Movie Review: Keep Sweet (2021)
This was fascinating, especially considering the legal and religious issues involving paying property taxes—these people are willing to lose their homes on what they believe to be hallowed grounds, and render their huge families homeless, because they don’t believe in signing contracts or paying property tax.
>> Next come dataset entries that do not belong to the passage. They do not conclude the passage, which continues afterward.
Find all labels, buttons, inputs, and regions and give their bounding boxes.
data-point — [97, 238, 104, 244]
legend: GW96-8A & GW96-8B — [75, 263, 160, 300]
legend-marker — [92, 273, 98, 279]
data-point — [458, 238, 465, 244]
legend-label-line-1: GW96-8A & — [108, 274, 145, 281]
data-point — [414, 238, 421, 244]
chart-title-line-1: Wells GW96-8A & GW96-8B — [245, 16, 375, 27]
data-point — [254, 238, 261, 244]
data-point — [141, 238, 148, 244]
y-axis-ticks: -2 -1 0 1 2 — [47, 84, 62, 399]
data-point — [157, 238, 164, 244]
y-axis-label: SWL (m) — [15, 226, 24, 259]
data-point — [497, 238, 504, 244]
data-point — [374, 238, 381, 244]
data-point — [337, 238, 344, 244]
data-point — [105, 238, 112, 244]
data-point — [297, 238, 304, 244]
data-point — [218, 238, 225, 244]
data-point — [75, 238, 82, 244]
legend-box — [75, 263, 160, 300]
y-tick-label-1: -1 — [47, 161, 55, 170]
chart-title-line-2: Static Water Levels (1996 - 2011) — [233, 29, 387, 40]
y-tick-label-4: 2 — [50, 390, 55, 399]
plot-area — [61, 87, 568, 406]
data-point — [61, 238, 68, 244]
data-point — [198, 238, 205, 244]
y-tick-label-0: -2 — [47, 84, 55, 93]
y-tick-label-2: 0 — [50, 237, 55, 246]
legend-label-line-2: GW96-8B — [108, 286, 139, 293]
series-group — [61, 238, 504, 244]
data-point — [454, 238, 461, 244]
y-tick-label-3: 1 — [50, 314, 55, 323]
Note: this only concerns the FLDS members that remained in Short Creek after Warren Jeffs’ arrest. It never even mentions the giant compound he built in Texas, oddly enough, as if it doesn’t exist.
Recommended reading:
The Witness Wore Red: The 19th Wife Who Brought Polygamous Cult Leaders to Justice by Rebecca Musser with M. Bridget Cook
A certain person wrote a book claiming to have single-handedly brought Warren Jeffs to justice. Musser, who is a half-sibling of hers, lovingly but firmly calls her out and explains that this person was on her book tour during most of the time that Jeffs was still on the loose and in Texas. I won’t name this book; I have read it, and had fact-finding problems with it myself. If you want to read honest first-person account of the FLDS, I recommend Musser’s boots-on-the-ground account, Carolyn Jessop’s memoirs Escape and Triumph: Life After the Cult: A Survivor’s Lessons (read those two in that order), and Flora Jessop’s memoir and expose Church of Lies (Flora helps people escape from the FLDS).
For a good objective investigation, I recommend Prophet’s Prey: My Seven-Year Investigation Into Warren Jeffs and the Fundamentalist Church of Latter Day Saints by Sam Brower.